Examining the Network: I will focus my analysis on a series of one-mode networks in which countries are connected by a) bilateral, b) regional, and c) multilateral meetings and organizations. To examine the full landscape, I will overlay these networks to form a single one-mode network, as well. Having a two-mode network connecting countries to particular meetings and organizations will also be helpful in constructing the one-mode networks, as a way to mark the groupings of states with their respective institutions. All of the ties will be reciprocal in these networks.

I will use network measures to establish the following:

-    Frequent/Infrequent Collaborators: Looking at the number of ties (i.e., the number of shared activities) between states will help identify which states are frequent/infrequent collaborators, as well as point to diagnosing whether co-membership in one type of activity correlates with co-membership in another type of activity.

-    Key Players: Comparing the Eigenvector, betweenness, and degree scores for these states will help establish which states are the most influential (either as existing or emerging leaders), as well as bridges that could bring together distinct groups of states. 
-    Subgroups/Cliques: Understanding whether there are subgroups/cliques within the larger network would help highlight areas of future possible cooperation by noting those countries that have already established strong ties, as well as those that are not closely linked.   
In addition, I will examine the attribute data (i.e., states' regions, type of cyberspace policy, Internet users, and Internet freedom) for clues of homophily (i.e., that states with similar attributes have similar networking behaviors). Doing so could help illuminate which types of states would be beneficial partners in the future, as cyber-diplomacy efforts expand further.

Conclusion: The current cyber-diplomacy landscape contains various kinds of norm-promoting institutions and regimes. Having a better understanding of how they connect states, in terms of frequency and type of connection, could help S/CCI and other U.S. Government agencies working in this area to pinpoint relationships that need more or less attention, thereby enabling effective use of resources. 

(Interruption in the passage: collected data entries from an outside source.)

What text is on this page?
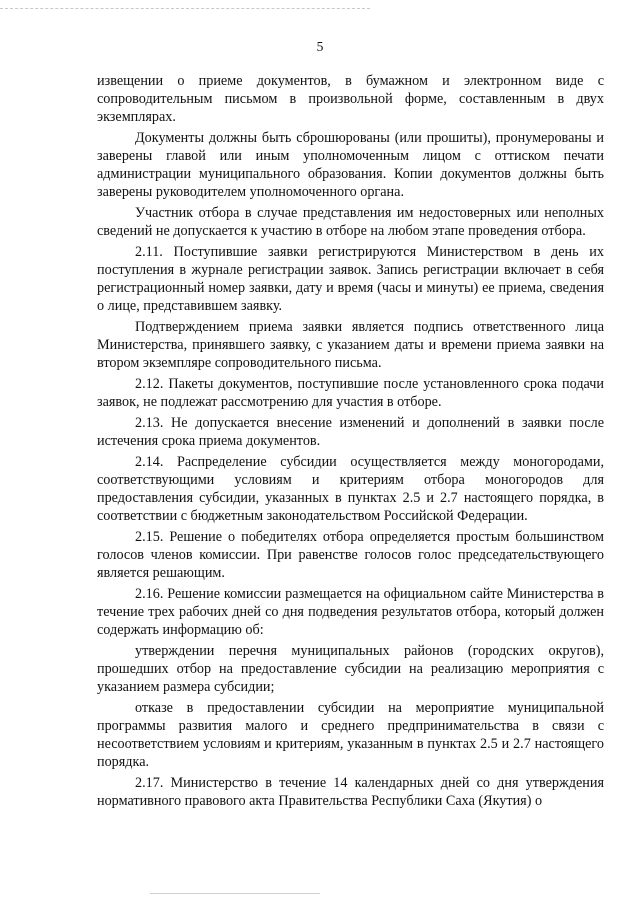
5

извещении о приеме документов, в бумажном и электронном виде с сопроводительным письмом в произвольной форме, составленным в двух экземплярах.

Документы должны быть сброшюрованы (или прошиты), пронумерованы и заверены главой или иным уполномоченным лицом с оттиском печати администрации муниципального образования. Копии документов должны быть заверены руководителем уполномоченного органа.

Участник отбора в случае представления им недостоверных или неполных сведений не допускается к участию в отборе на любом этапе проведения отбора.

2.11. Поступившие заявки регистрируются Министерством в день их поступления в журнале регистрации заявок. Запись регистрации включает в себя регистрационный номер заявки, дату и время (часы и минуты) ее приема, сведения о лице, представившем заявку.

Подтверждением приема заявки является подпись ответственного лица Министерства, принявшего заявку, с указанием даты и времени приема заявки на втором экземпляре сопроводительного письма.

2.12. Пакеты документов, поступившие после установленного срока подачи заявок, не подлежат рассмотрению для участия в отборе.

2.13. Не допускается внесение изменений и дополнений в заявки после истечения срока приема документов.

2.14. Распределение субсидии осуществляется между моногородами, соответствующими условиям и критериям отбора моногородов для предоставления субсидии, указанных в пунктах 2.5 и 2.7 настоящего порядка, в соответствии с бюджетным законодательством Российской Федерации.

2.15. Решение о победителях отбора определяется простым большинством голосов членов комиссии. При равенстве голосов голос председательствующего является решающим.

2.16. Решение комиссии размещается на официальном сайте Министерства в течение трех рабочих дней со дня подведения результатов отбора, который должен содержать информацию об:

утверждении перечня муниципальных районов (городских округов), прошедших отбор на предоставление субсидии на реализацию мероприятия с указанием размера субсидии;

отказе в предоставлении субсидии на мероприятие муниципальной программы развития малого и среднего предпринимательства в связи с несоответствием условиям и критериям, указанным в пунктах 2.5 и 2.7 настоящего порядка.

2.17. Министерство в течение 14 календарных дней со дня утверждения нормативного правового акта Правительства Республики Саха (Якутия) о
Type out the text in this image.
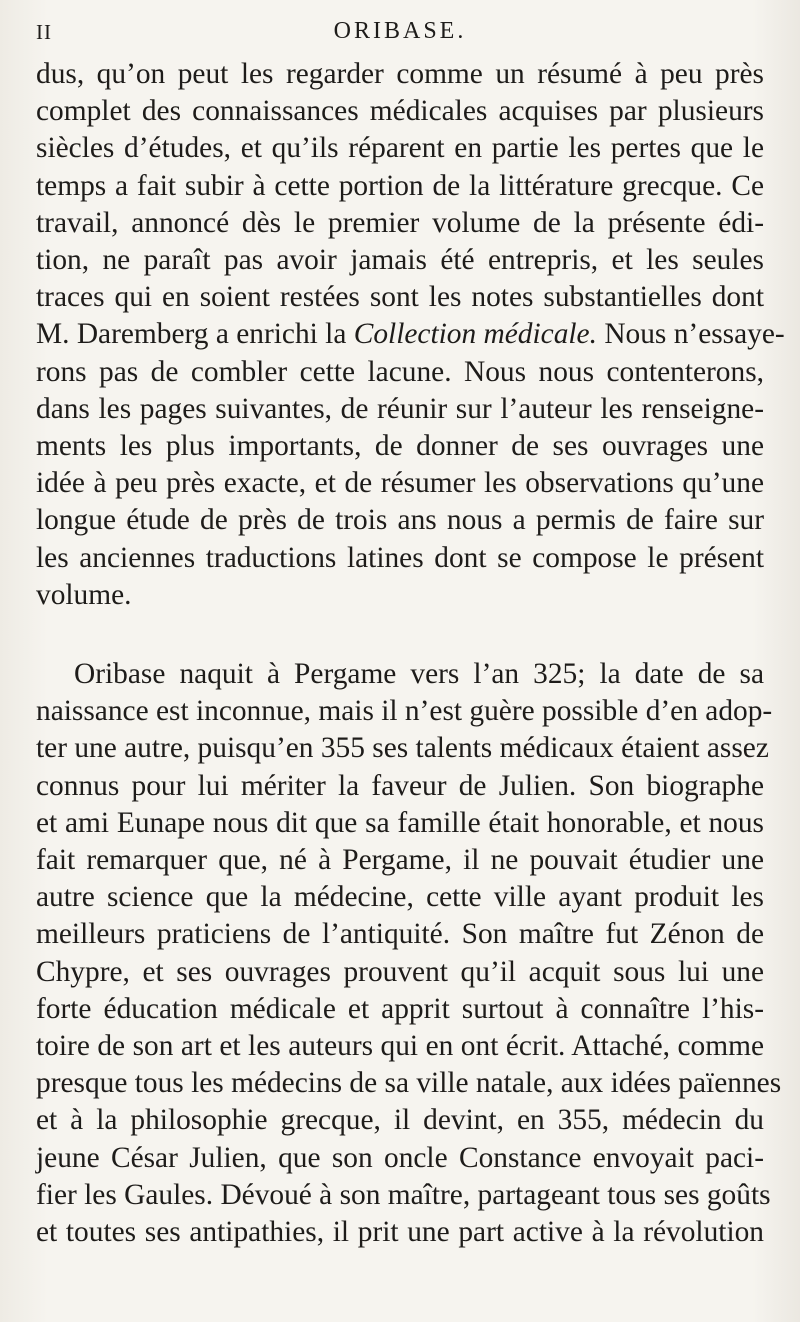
II	ORIBASE.

dus, qu’on peut les regarder comme un résumé à peu près
complet des connaissances médicales acquises par plusieurs
siècles d’études, et qu’ils réparent en partie les pertes que le
temps a fait subir à cette portion de la littérature grecque. Ce
travail, annoncé dès le premier volume de la présente édi-
tion, ne paraît pas avoir jamais été entrepris, et les seules
traces qui en soient restées sont les notes substantielles dont
M. Daremberg a enrichi la Collection médicale. Nous n’essaye-
rons pas de combler cette lacune. Nous nous contenterons,
dans les pages suivantes, de réunir sur l’auteur les renseigne-
ments les plus importants, de donner de ses ouvrages une
idée à peu près exacte, et de résumer les observations qu’une
longue étude de près de trois ans nous a permis de faire sur
les anciennes traductions latines dont se compose le présent
volume.

Oribase naquit à Pergame vers l’an 325; la date de sa
naissance est inconnue, mais il n’est guère possible d’en adop-
ter une autre, puisqu’en 355 ses talents médicaux étaient assez
connus pour lui mériter la faveur de Julien. Son biographe
et ami Eunape nous dit que sa famille était honorable, et nous
fait remarquer que, né à Pergame, il ne pouvait étudier une
autre science que la médecine, cette ville ayant produit les
meilleurs praticiens de l’antiquité. Son maître fut Zénon de
Chypre, et ses ouvrages prouvent qu’il acquit sous lui une
forte éducation médicale et apprit surtout à connaître l’his-
toire de son art et les auteurs qui en ont écrit. Attaché, comme
presque tous les médecins de sa ville natale, aux idées païennes
et à la philosophie grecque, il devint, en 355, médecin du
jeune César Julien, que son oncle Constance envoyait paci-
fier les Gaules. Dévoué à son maître, partageant tous ses goûts
et toutes ses antipathies, il prit une part active à la révolution
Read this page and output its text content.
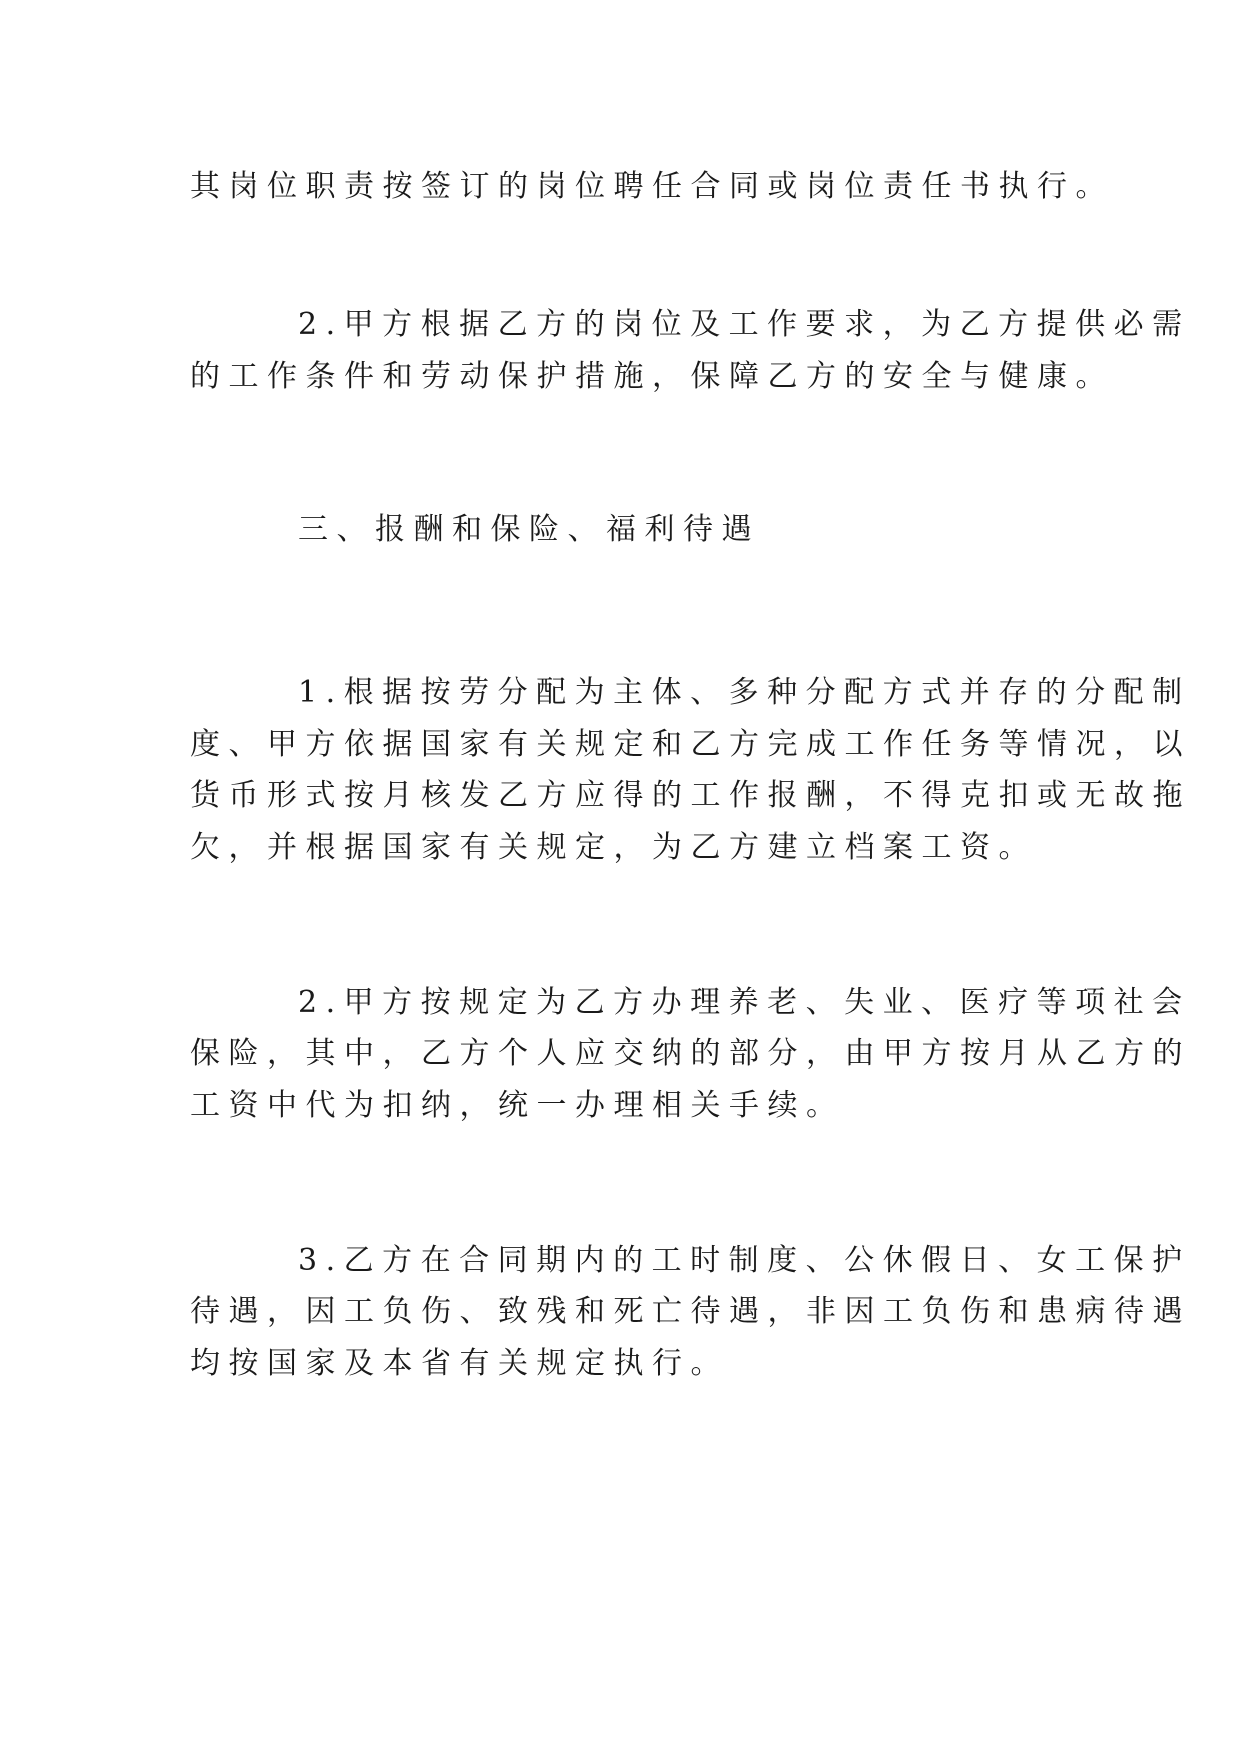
其岗位职责按签订的岗位聘任合同或岗位责任书执行。

2.甲方根据乙方的岗位及工作要求，为乙方提供必需

的工作条件和劳动保护措施，保障乙方的安全与健康。

三、报酬和保险、福利待遇

1.根据按劳分配为主体、多种分配方式并存的分配制

度、甲方依据国家有关规定和乙方完成工作任务等情况，以

货币形式按月核发乙方应得的工作报酬，不得克扣或无故拖

欠，并根据国家有关规定，为乙方建立档案工资。

2.甲方按规定为乙方办理养老、失业、医疗等项社会

保险，其中，乙方个人应交纳的部分，由甲方按月从乙方的

工资中代为扣纳，统一办理相关手续。

3.乙方在合同期内的工时制度、公休假日、女工保护

待遇，因工负伤、致残和死亡待遇，非因工负伤和患病待遇

均按国家及本省有关规定执行。
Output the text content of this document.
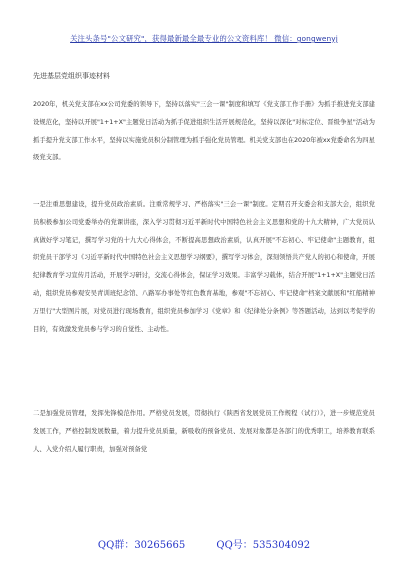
关注头条号"公文研究"，获得最新最全最专业的公文资料库！ 微信：gongwenyj
先进基层党组织事迹材料

2020年，机关党支部在xx公司党委的领导下，坚持以落实"三会一课"制度和填写《党支部工作手册》为抓手推进党支部建设规范化，坚持以开展"1+1+X"主题党日活动为抓手促进组织生活开展规范化，坚持以深化"对标定位、晋级争星"活动为抓手提升党支部工作水平，坚持以实施党员积分制管理为抓手强化党员管理。机关党支部也在2020年被xx党委命名为四星级党支部。

一是注重思想建设，提升党员政治素质。注重常规学习、严格落实"三会一课"制度。定期召开支委会和支部大会，组织党员积极参加公司党委举办的党课讲座，深入学习贯彻习近平新时代中国特色社会主义思想和党的十九大精神，广大党员认真做好学习笔记，撰写学习党的十九大心得体会，不断提高思想政治素质，认真开展"不忘初心、牢记使命"主题教育，组织党员干部学习《习近平新时代中国特色社会主义思想学习纲要》，撰写学习体会，深刻领悟共产党人的初心和使命，开展纪律教育学习宣传月活动，开展学习研讨，交流心得体会，保证学习效果。丰富学习载体，结合开展"1+1+X"主题党日活动，组织党员参观安吴青训班纪念馆、八路军办事处等红色教育基地，参观"不忘初心、牢记使命"档案文献展和"红船精神万里行"大型图片展，对党员进行现场教育，组织党员参加学习《党章》和《纪律处分条例》等答题活动，达到以考促学的目的，有效激发党员参与学习的自觉性、主动性。

二是加强党员管理，发挥先锋模范作用。严格党员发展，贯彻执行《陕西省发展党员工作规程（试行）》，进一步规范党员发展工作，严格控制发展数量，着力提升党员质量，新吸收的预备党员、发展对象都是各部门的优秀职工，培养教育联系人、入党介绍人履行职责，加强对预备党

QQ群：30265665	QQ号：535304092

Other Relevant Studies: There has been other social network analysis work on international institutions (e.g., on environmental regimes and administering the Nile River Basin), though this effort will add to that literature by exploring international cooperation regarding cyberspace, for which I have not yet identified a similar study. 

1 comment:

Christopher Tunnard said...

As we've discussed, this is ambitious, but you won't really know how much until you dig into it. You've thought it through nicely, and, although the networks are simple in connectivity, a rich attribute data set and judicious use of subgroup analysis should give you something interesting to say. You'll benefit from working with someone who's doing a similar project. (Abraham, perhaps?)